ALR alerted the Stockbridge owner that his stolen paintings had surfaced and ultimately, on October 15, 1999, brokered a contract between the owner and Erie, whereby Erie handed over the most valuable painting, the Cezanne, in exchange for the owners relinquishing all claims to the remaining six pieces of artwork. At the time, the six paintings were given a total value of approximately $1 million. Two months later in December, the owner auctioned the Cezanne through Sothebys in London for $29.3 million - it had been purchased by the owners mother for $500,000 in 1963.
In November 2004, Sothebys was contacted by Paul Palandjian of Belmont, seeking to have the auction house sell four paintings for his client. After taking possession of the four paintings, Sothebys was informed by ALR that the paintings were among the six remaining stolen Stockbridge paintings. The owner thereafter filed suit in the English courts against Sothebys and Erie claiming that the 1999 contract he entered into with Erie was void because it had been signed under duress. Ultimately in December 2005, the British court found in favor of the Stockbridge owner ruling that the 1999 contract was void.

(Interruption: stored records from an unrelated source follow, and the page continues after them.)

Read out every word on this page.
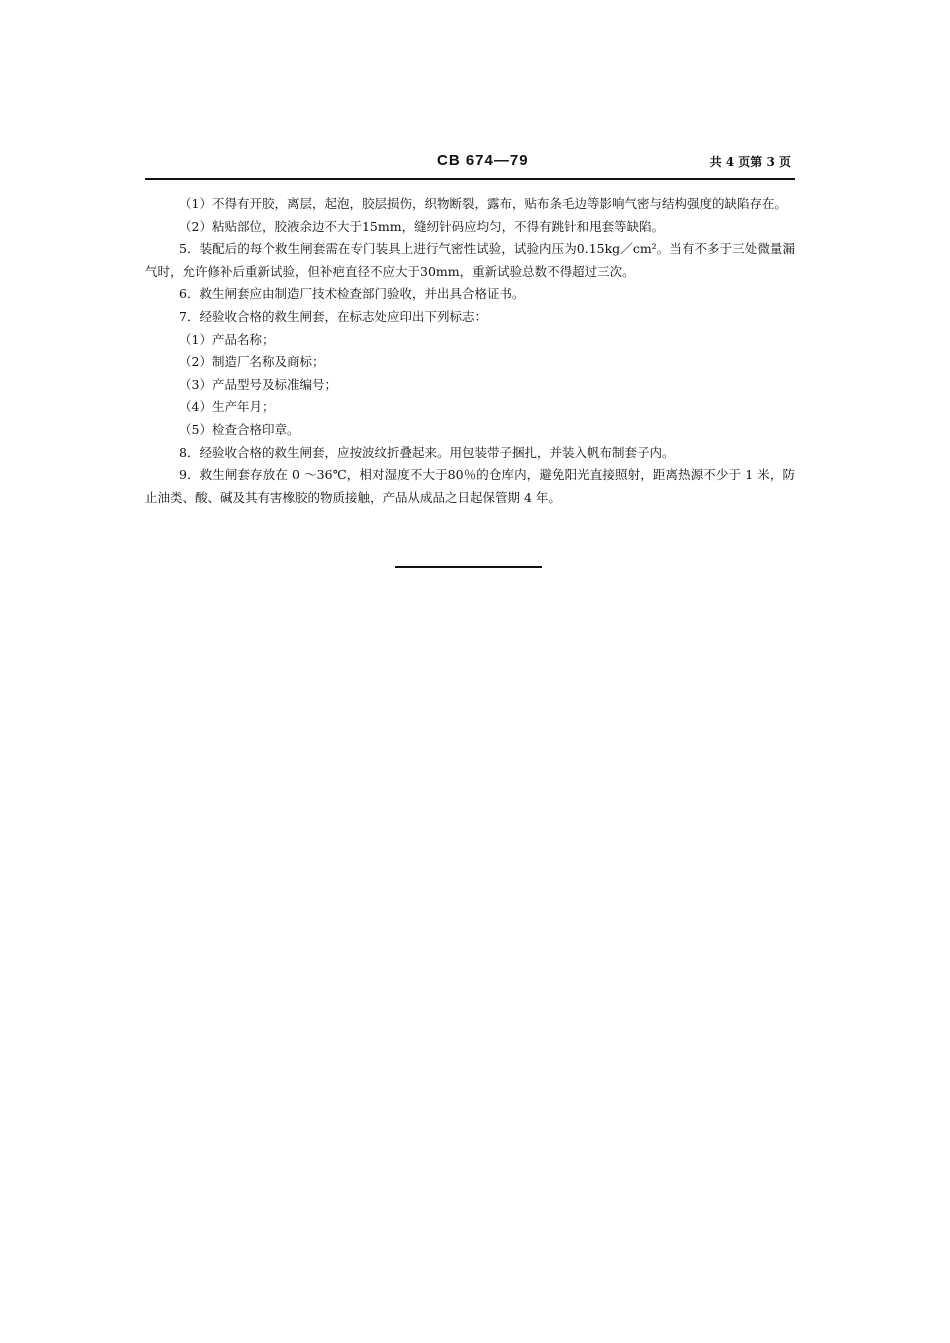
CB 674—79	共 4 页第 3 页

（1）不得有开胶，离层，起泡，胶层损伤，织物断裂，露布，贴布条毛边等影响气密与结构强度的缺陷存在。

（2）粘贴部位，胶液余边不大于15mm，缝纫针码应均匀，不得有跳针和甩套等缺陷。

5．装配后的每个救生闸套需在专门装具上进行气密性试验，试验内压为0.15kg／cm²。当有不多于三处微量漏气时，允许修补后重新试验，但补疤直径不应大于30mm，重新试验总数不得超过三次。

6．救生闸套应由制造厂技术检查部门验收，并出具合格证书。

7．经验收合格的救生闸套，在标志处应印出下列标志：

（1）产品名称；

（2）制造厂名称及商标；

（3）产品型号及标准编号；

（4）生产年月；

（5）检查合格印章。

8．经验收合格的救生闸套，应按波纹折叠起来。用包装带子捆扎，并装入帆布制套子内。

9．救生闸套存放在 0 ～36℃，相对湿度不大于80％的仓库内，避免阳光直接照射，距离热源不少于 1 米，防止油类、酸、碱及其有害橡胶的物质接触，产品从成品之日起保管期 4 年。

The Court also revealed that the client for whom Palandjian was trying to sell the four stolen paintings was MARDIROSIAN.
According to a search warrant affidavit, Palandjian told investigators that in December 2003, MARDIROSIAN asked him to help in selling the remaining six stolen paintings. Palandjian agreed to do so for a commission. After beginning to make arrangements with Sothebys to sell the paintings at auction, Palandjian flew to Geneva, Switzerland and received the six remaining paintings from MARDIROSIANs friend, Henri Klein, who had been holding them for MARDIROSIAN. Palandjian had them brought to a Swiss bank for storage, until April 2005, when he arranged for four of the six paintings to be shipped from Geneva to Sothebys in London - after which the owner filed his suit seeking to void the 1999 contract with Erie. The remaining two paintings were returned to Klein.
The four paintings, Portrait dune Jeune Fille and Portrait dun Jeune Homme by Chaim Soutine, and Maison Rouge and Flowers by Maurice de Vlaminck remain in the custody of Sothebys Auction house. The remaining two stolen paintings, Woman Seated and Boy by Jean Jansen are believed to be in the possession of Henri Klein in Switzerland.
MARDIROSIAN will appear this afternoon in federal court before U.S. Magistrate Judge Marianne B. Bowler. If convicted, MARDIROSIAN faces a maximum sentence of 10 years in prison, to be followed by 3 years of supervised release and a $250,000 fine.
The investigation is continuing.
The case is being investigated by the Federal Bureau of Investigation with assistance from the Art Loss Registry. It is being prosecuted by Assistant U.S. Attorney Jonathan Mitchell in Sullivans Economic Crimes Unit.
The details contained in the complaint are allegations. The defendant is presumed to be innocent unless and until proven guilty beyond a reasonable doubt in a court of law.